Un doute, quant à la véracité des objectifs, qui en Syrie vire à la dérision, comme le souligne Libération, certains parlant d'une «usine de liquide vaisselle» détruite. Par ailleurs, le volet opérationnel n'est pas exempt de critiques. Douze tirs de missiles continentaux, nécessitant la mobilisation de dix-sept vecteurs aériens et cinq bâtiments de la marine nationale, pour détruire un seul objectif.
Un déploiement de force particulièrement lourd et coûteux, pour une frappe très symbolique. Dans un billet, Jacques Sapir ira jusqu'à parler de «stupidité tactique», d'autant plus que selon la défense russe, près de 70% des missiles (71 sur 103) auraient été interceptés ou déviés par la défense antiaérienne syrienne. Un bilan à mettre en parallèle avec les déclarations de Florence Parly qui assurait devant les journalistes que «tous nos missiles sont parvenus à leur objectif, il y a donc lieu d'être fier du travail accompli!»

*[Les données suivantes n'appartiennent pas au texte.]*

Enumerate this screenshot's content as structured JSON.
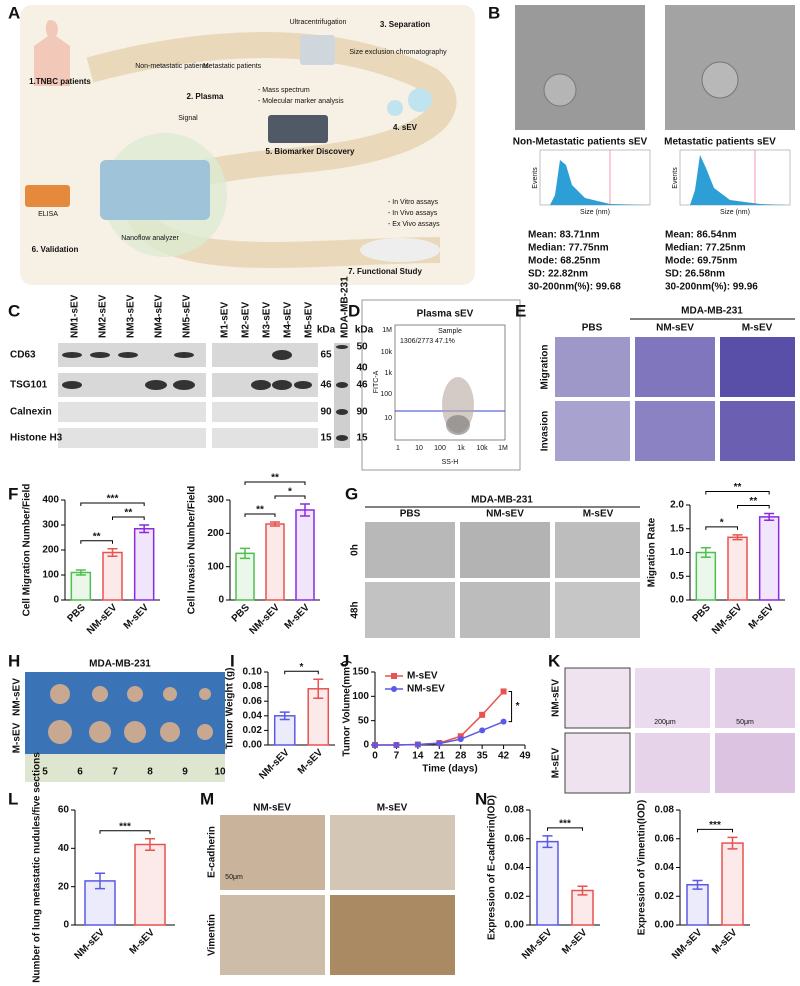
{
  "panel_letters": [
    "A",
    "B",
    "C",
    "D",
    "E",
    "F",
    "G",
    "H",
    "I",
    "J",
    "K",
    "L",
    "M",
    "N"
  ],
  "workflow": {
    "steps": [
      "1.TNBC patients",
      "2. Plasma",
      "3. Separation",
      "4. sEV",
      "5. Biomarker Discovery",
      "6. Validation",
      "7. Functional Study"
    ],
    "notes": [
      "Non-metastatic patients",
      "Metastatic patients",
      "Ultracentrifugation",
      "Size exclusion chromatography",
      "- Mass spectrum",
      "- Molecular marker analysis",
      "Signal",
      "ELISA",
      "Nanoflow analyzer",
      "- In Vitro assays",
      "- In Vivo assays",
      "- Ex Vivo assays"
    ]
  },
  "em": {
    "groups": [
      {
        "title": "Non-Metastatic patients sEV",
        "stats": [
          "Mean: 83.71nm",
          "Median: 77.75nm",
          "Mode: 68.25nm",
          "SD: 22.82nm",
          "30-200nm(%): 99.68"
        ]
      },
      {
        "title": "Metastatic patients sEV",
        "stats": [
          "Mean: 86.54nm",
          "Median: 77.25nm",
          "Mode: 69.75nm",
          "SD: 26.58nm",
          "30-200nm(%): 99.96"
        ]
      }
    ],
    "y_label": "Events",
    "x_label": "Size (nm)"
  },
  "western": {
    "lanes_nm": [
      "NM1-sEV",
      "NM2-sEV",
      "NM3-sEV",
      "NM4-sEV",
      "NM5-sEV"
    ],
    "lanes_m": [
      "M1-sEV",
      "M2-sEV",
      "M3-sEV",
      "M4-sEV",
      "M5-sEV"
    ],
    "cell_line": "MDA-MB-231",
    "unit": "kDa",
    "rows": [
      "CD63",
      "TSG101",
      "Calnexin",
      "Histone H3"
    ],
    "sizes": [
      "65",
      "46",
      "90",
      "15"
    ],
    "markers": [
      "50",
      "40",
      "46",
      "90",
      "15"
    ]
  },
  "flow": {
    "title": "Plasma sEV",
    "sample": "Sample",
    "gate": "1306/2773  47.1%",
    "y_label": "FITC-A",
    "x_label": "SS-H",
    "x_ticks": [
      "1",
      "10",
      "100",
      "1k",
      "10k",
      "1M"
    ],
    "y_ticks": [
      "1M",
      "10k",
      "1k",
      "100",
      "10"
    ]
  },
  "transwell": {
    "cell_line": "MDA-MB-231",
    "columns": [
      "PBS",
      "NM-sEV",
      "M-sEV"
    ],
    "rows": [
      "Migration",
      "Invasion"
    ]
  },
  "wound": {
    "cell_line": "MDA-MB-231",
    "columns": [
      "PBS",
      "NM-sEV",
      "M-sEV"
    ],
    "rows": [
      "0h",
      "48h"
    ]
  },
  "tumor_photo": {
    "cell_line": "MDA-MB-231",
    "rows": [
      "NM-sEV",
      "M-sEV"
    ],
    "ruler": [
      "5",
      "6",
      "7",
      "8",
      "9",
      "10"
    ]
  },
  "lung": {
    "rows": [
      "NM-sEV",
      "M-sEV"
    ],
    "scales": [
      "200μm",
      "50μm"
    ]
  },
  "ihc": {
    "columns": [
      "NM-sEV",
      "M-sEV"
    ],
    "rows": [
      "E-cadherin",
      "Vimentin"
    ],
    "scale": "50μm"
  },
  "chart_data": [
    {
      "type": "bar",
      "y_label": "Cell Migration Number/Field",
      "categories": [
        "PBS",
        "NM-sEV",
        "M-sEV"
      ],
      "values": [
        110,
        190,
        285
      ],
      "errors": [
        10,
        15,
        15
      ],
      "colors": [
        "#4fbf4f",
        "#e8524f",
        "#8a2be2"
      ],
      "ylim": [
        0,
        400
      ],
      "yticks": [
        0,
        100,
        200,
        300,
        400
      ],
      "brackets": [
        {
          "from": 0,
          "to": 1,
          "label": "**"
        },
        {
          "from": 1,
          "to": 2,
          "label": "**"
        },
        {
          "from": 0,
          "to": 2,
          "label": "***"
        }
      ]
    },
    {
      "type": "bar",
      "y_label": "Cell Invasion Number/Field",
      "categories": [
        "PBS",
        "NM-sEV",
        "M-sEV"
      ],
      "values": [
        140,
        228,
        270
      ],
      "errors": [
        15,
        6,
        18
      ],
      "colors": [
        "#4fbf4f",
        "#e8524f",
        "#8a2be2"
      ],
      "ylim": [
        0,
        300
      ],
      "yticks": [
        0,
        100,
        200,
        300
      ],
      "brackets": [
        {
          "from": 0,
          "to": 1,
          "label": "**"
        },
        {
          "from": 1,
          "to": 2,
          "label": "*"
        },
        {
          "from": 0,
          "to": 2,
          "label": "**"
        }
      ]
    },
    {
      "type": "bar",
      "y_label": "Migration Rate",
      "categories": [
        "PBS",
        "NM-sEV",
        "M-sEV"
      ],
      "values": [
        1.0,
        1.32,
        1.75
      ],
      "errors": [
        0.1,
        0.05,
        0.07
      ],
      "colors": [
        "#4fbf4f",
        "#e8524f",
        "#8a2be2"
      ],
      "ylim": [
        0,
        2
      ],
      "yticks": [
        {
          "value": 0,
          "label": "0.0"
        },
        {
          "value": 0.5,
          "label": "0.5"
        },
        {
          "value": 1,
          "label": "1.0"
        },
        {
          "value": 1.5,
          "label": "1.5"
        },
        {
          "value": 2,
          "label": "2.0"
        }
      ],
      "brackets": [
        {
          "from": 0,
          "to": 1,
          "label": "*"
        },
        {
          "from": 1,
          "to": 2,
          "label": "**"
        },
        {
          "from": 0,
          "to": 2,
          "label": "**"
        }
      ]
    },
    {
      "type": "bar",
      "y_label": "Tumor Weight (g)",
      "categories": [
        "NM-sEV",
        "M-sEV"
      ],
      "values": [
        0.04,
        0.077
      ],
      "errors": [
        0.005,
        0.013
      ],
      "colors": [
        "#5a5ae6",
        "#e8524f"
      ],
      "ylim": [
        0,
        0.1
      ],
      "yticks": [
        {
          "value": 0,
          "label": "0.00"
        },
        {
          "value": 0.02,
          "label": "0.02"
        },
        {
          "value": 0.04,
          "label": "0.04"
        },
        {
          "value": 0.06,
          "label": "0.06"
        },
        {
          "value": 0.08,
          "label": "0.08"
        },
        {
          "value": 0.1,
          "label": "0.10"
        }
      ],
      "brackets": [
        {
          "from": 0,
          "to": 1,
          "label": "*"
        }
      ]
    },
    {
      "type": "line",
      "y_label": "Tumor Volume(mm³)",
      "x_label": "Time (days)",
      "x": [
        0,
        7,
        14,
        21,
        28,
        35,
        42
      ],
      "xlim": [
        0,
        49
      ],
      "xticks": [
        0,
        7,
        14,
        21,
        28,
        35,
        42,
        49
      ],
      "ylim": [
        0,
        150
      ],
      "yticks": [
        0,
        50,
        100,
        150
      ],
      "series": [
        {
          "name": "M-sEV",
          "color": "#e8524f",
          "values": [
            0,
            0,
            1,
            4,
            18,
            62,
            110
          ]
        },
        {
          "name": "NM-sEV",
          "color": "#5a5ae6",
          "values": [
            0,
            0,
            1,
            3,
            12,
            30,
            48
          ]
        }
      ],
      "annotation": "*"
    },
    {
      "type": "bar",
      "y_label": "Number of lung metastatic nudules/five sections",
      "categories": [
        "NM-sEV",
        "M-sEV"
      ],
      "values": [
        23,
        42
      ],
      "errors": [
        4,
        3
      ],
      "colors": [
        "#5a5ae6",
        "#e8524f"
      ],
      "ylim": [
        0,
        60
      ],
      "yticks": [
        0,
        20,
        40,
        60
      ],
      "brackets": [
        {
          "from": 0,
          "to": 1,
          "label": "***"
        }
      ]
    },
    {
      "type": "bar",
      "y_label": "Expression of E-cadherin(IOD)",
      "categories": [
        "NM-sEV",
        "M-sEV"
      ],
      "values": [
        0.058,
        0.024
      ],
      "errors": [
        0.004,
        0.003
      ],
      "colors": [
        "#5a5ae6",
        "#e8524f"
      ],
      "ylim": [
        0,
        0.08
      ],
      "yticks": [
        {
          "value": 0,
          "label": "0.00"
        },
        {
          "value": 0.02,
          "label": "0.02"
        },
        {
          "value": 0.04,
          "label": "0.04"
        },
        {
          "value": 0.06,
          "label": "0.06"
        },
        {
          "value": 0.08,
          "label": "0.08"
        }
      ],
      "brackets": [
        {
          "from": 0,
          "to": 1,
          "label": "***"
        }
      ]
    },
    {
      "type": "bar",
      "y_label": "Expression of Vimentin(IOD)",
      "categories": [
        "NM-sEV",
        "M-sEV"
      ],
      "values": [
        0.028,
        0.057
      ],
      "errors": [
        0.003,
        0.004
      ],
      "colors": [
        "#5a5ae6",
        "#e8524f"
      ],
      "ylim": [
        0,
        0.08
      ],
      "yticks": [
        {
          "value": 0,
          "label": "0.00"
        },
        {
          "value": 0.02,
          "label": "0.02"
        },
        {
          "value": 0.04,
          "label": "0.04"
        },
        {
          "value": 0.06,
          "label": "0.06"
        },
        {
          "value": 0.08,
          "label": "0.08"
        }
      ],
      "brackets": [
        {
          "from": 0,
          "to": 1,
          "label": "***"
        }
      ]
    }
  ]
}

Autre son de cloche dissonant avec le discours officiel français, à nouveau du côté britannique: les interrogations, sur la BBC, d'un ancien haut gradé de la Marine et du Renseignement de Sa Majesté quant à la véracité des preuves françaises.

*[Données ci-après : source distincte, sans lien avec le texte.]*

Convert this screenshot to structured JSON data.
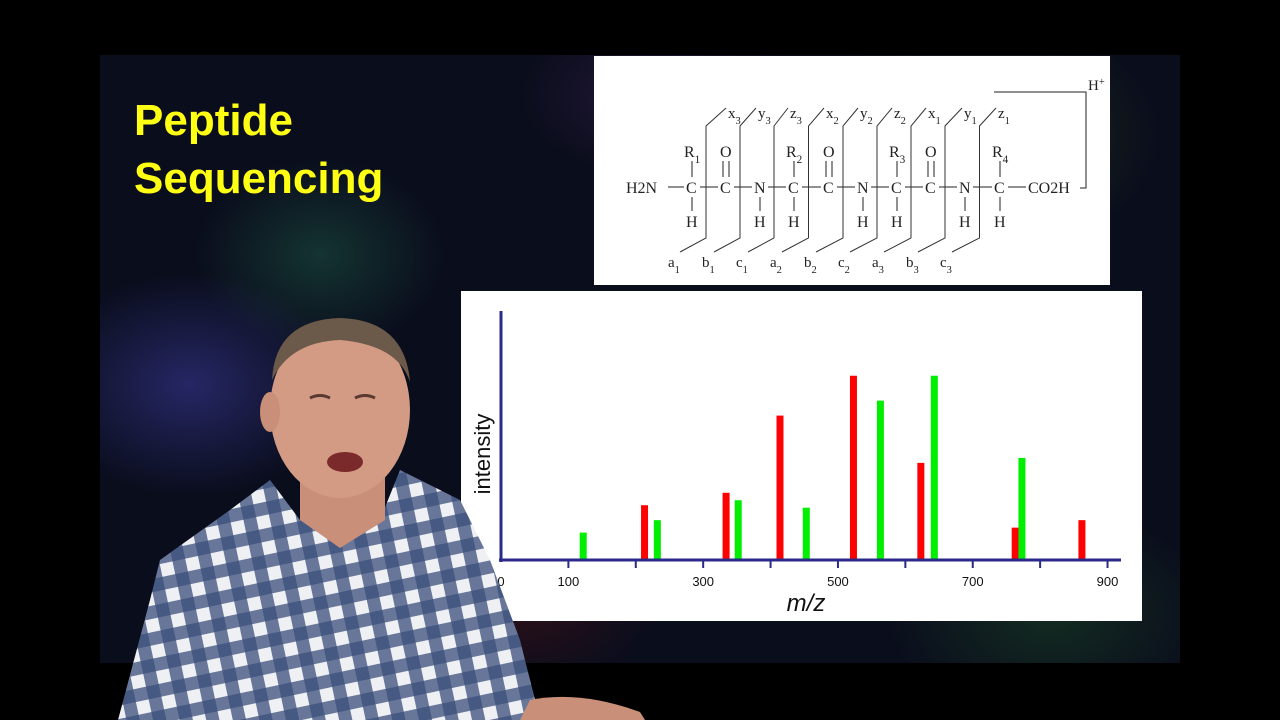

«En fait, c'est le seul moyen qu'ils ont de stopper la victoire inévitable d'Assad,» déclare le baron Alan West, ancien Commandant général de la Royal Navy et ministre de la Sécurité de Gordon Brown, qui souligne les «énormes bénéfices» que les groupes rebelles pouvaient tirer de faire attribuer une attaque chimique à l'armée syrienne.
Favorable à des frappes en cas d'usage avéré d'armes chimiques, peu tendre à l'encontre des considérations russes, Lord West s'inquiète toutefois du manque d'impartialité des observateurs de terrain sur lesquels les occidentaux s'appuient en Syrie, en l'occurrence les Casques blancs et se réfère à sa propre expérience, en espérant que les preuves françaises ne se résument pas à de l'analyse de réseaux sociaux.
«Nous avons eu de mauvaises expériences concernant le Renseignement. Quand j'étais chef des renseignements de la Défense, je subissais d'énormes pressions politiques, essayant de me faire dire que notre campagne de bombardements en Bosnie accomplissait toutes sortes de choses qu'elle ne faisait pas.»
Quoi qu'il en soit, face aux critiques des parlementaires de droites et de gauche, Emmanuel Macron et son gouvernement peuvent se reposer sur l'absence de critique de la presse française ainsi que le soutien sans faille des jeunes députés de sa majorité.